Но по мере того, как мы привыкаем к такому savoir vivre, по мере того, как он доставляет нам деньги, комфорт и всеобщее уважение, наш умственный горизонт расширяется сам собою и предъявляет взору такие перспективы, которых мы прежде не могли даже и предвидеть. Мы начинаем терять способность различать не только между своим и чужим платками, но даже и между всевозможными платками вообще, кому бы они ни принадлежали и в чьих бы карманах ни находились. Всякий платок представляется нам олицетворением афоризма: res nullius cedit primo occupanti. Не только поступки и действия наши проникаются учением о непреложности savoir vivre, но и наши суждения, наши попытки произвести нравственную оценку такого-то поступка или действия, весь наш умственный и нравственный обиход всецело подчиняются ему…

Это, конечно, самый счастливый и самый цветущий период savoir vivre; это самая совершенная форма его. Если первая из упомянутых выше форм может быть охарактеризована изречением: на воре шапка горит, вторая — изречением: не пойман — не вор, то третью всего приличнее формулировать так: и пойман, да не вор, потому что кому же судить?

Бабушка! бабушка! что ты наделала?

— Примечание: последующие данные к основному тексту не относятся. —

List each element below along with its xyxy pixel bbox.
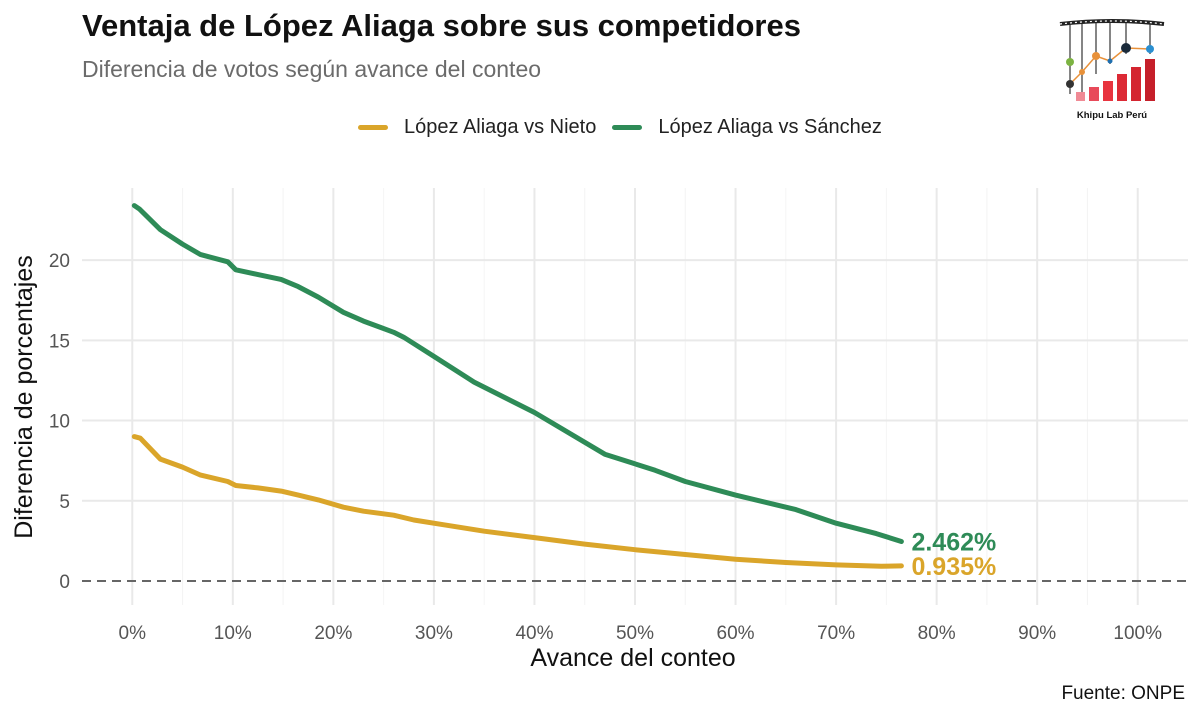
khipu-logo-icon [1059, 19, 1165, 101]
end-label-sanchez: 2.462% [911, 528, 996, 556]
y-tick-label: 0 [59, 572, 70, 593]
chart-title: Ventaja de López Aliaga sobre sus compet… [82, 8, 801, 43]
x-tick-label: 60% [717, 623, 755, 644]
x-tick-label: 50% [616, 623, 654, 644]
x-tick-label: 90% [1018, 623, 1056, 644]
x-tick-label: 30% [415, 623, 453, 644]
x-tick-label: 20% [314, 623, 352, 644]
end-label-nieto: 0.935% [911, 553, 996, 581]
x-tick-label: 40% [515, 623, 553, 644]
legend-label-nieto: López Aliaga vs Nieto [404, 116, 597, 138]
y-tick-label: 10 [49, 412, 70, 433]
logo-text: Khipu Lab Perú [1076, 110, 1148, 121]
khipu-lab-logo: Khipu Lab Perú [1056, 14, 1168, 124]
x-tick-label: 0% [119, 623, 147, 644]
data-labels: 0.935%2.462% [911, 528, 996, 580]
legend: López Aliaga vs Nieto López Aliaga vs Sá… [358, 116, 898, 139]
legend-item-sanchez: López Aliaga vs Sánchez [612, 116, 882, 139]
y-tick-label: 20 [49, 251, 70, 272]
x-tick-label: 10% [214, 623, 252, 644]
y-axis-title: Diferencia de porcentajes [10, 255, 38, 539]
source-note: Fuente: ONPE [1061, 683, 1185, 704]
y-tick-label: 15 [49, 331, 70, 352]
chart-subtitle: Diferencia de votos según avance del con… [82, 56, 542, 82]
grid [82, 188, 1188, 605]
legend-swatch-sanchez [612, 125, 643, 130]
tick-labels: 0% 10% 20% 30% 40% 50% 60% 70% 80% 90% 100% 0 5 10 15 2… [49, 251, 1162, 644]
x-tick-label: 70% [817, 623, 855, 644]
legend-label-sanchez: López Aliaga vs Sánchez [658, 116, 882, 138]
x-tick-label: 80% [918, 623, 956, 644]
x-tick-label: 100% [1113, 623, 1162, 644]
series-lines [131, 203, 904, 569]
series-line-nieto [131, 434, 904, 569]
y-tick-label: 5 [59, 492, 70, 513]
series-line-sanchez [131, 203, 904, 544]
legend-swatch-nieto [358, 125, 388, 130]
x-axis-title: Avance del conteo [530, 644, 735, 672]
legend-item-nieto: López Aliaga vs Nieto [358, 116, 596, 139]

С какою целью ты поселила во мне разлад?

Кто растолкует мне, какое действительное значение заключается в слове «вор»? Кого должен я разуметь настоящим вором и кого — просто агентом общества savoir vivre? Кому могу я пожать руку, кому обязываюсь плюнуть на оную?

Куда я теперь денусь? Ежели бежать в степи, то ведь и они прорезываются нынче железными дорогами, а вместе с ними и туда проникает savoir vivre.

Неслыханное зрелище представляют эти прекрасные, девственные русские степи! Хищный волк подходит к робкому барану, но не хватает его за шиворот, а, любезно виляя хвостом, спрашивает: «позволите ли вас скушать?» Лисица, забравшись в курятник, не душит и не терзает, но ищет успокоить всполохнувшихся кур и вкрадчивым голосом вопиет: «посмотрите, милые, как я вас ощиплю!» Эта душегубствующая любезность, это умиротворяющее хищничество приводят меня в трепет и ужас. Я чувствую, как капли пота выступают у меня на лбу, как холодеет спина и начинают дрожать ноги…

Тысячи разнородных экземпляров человека проходят мимо меня, и — странное дело! — никому-то не стыдно, никто не краснеет!

Все идут очень свободно; все разговаривают и беззастенчиво передают друг другу свои вчерашние и сегодняшние prouesses.[18]

— Слышали, какую штуку Федька удрал? — говорит один.

— Слышали, какой Сережа проект ко всеобщему ободрению сочинил? — вторит другой.

— А! вот и он! Сережа! Сережа! к нам! сюда! Quand on parle du soleil, on en voit les rayons![19] — сыплется со всех сторон.

Сережа приближается; он сыт, доволен и, сверх того, чувствует, что его уважают. Его окружают, ему льстят, около него лебезят. Что же мудреного — он финансист!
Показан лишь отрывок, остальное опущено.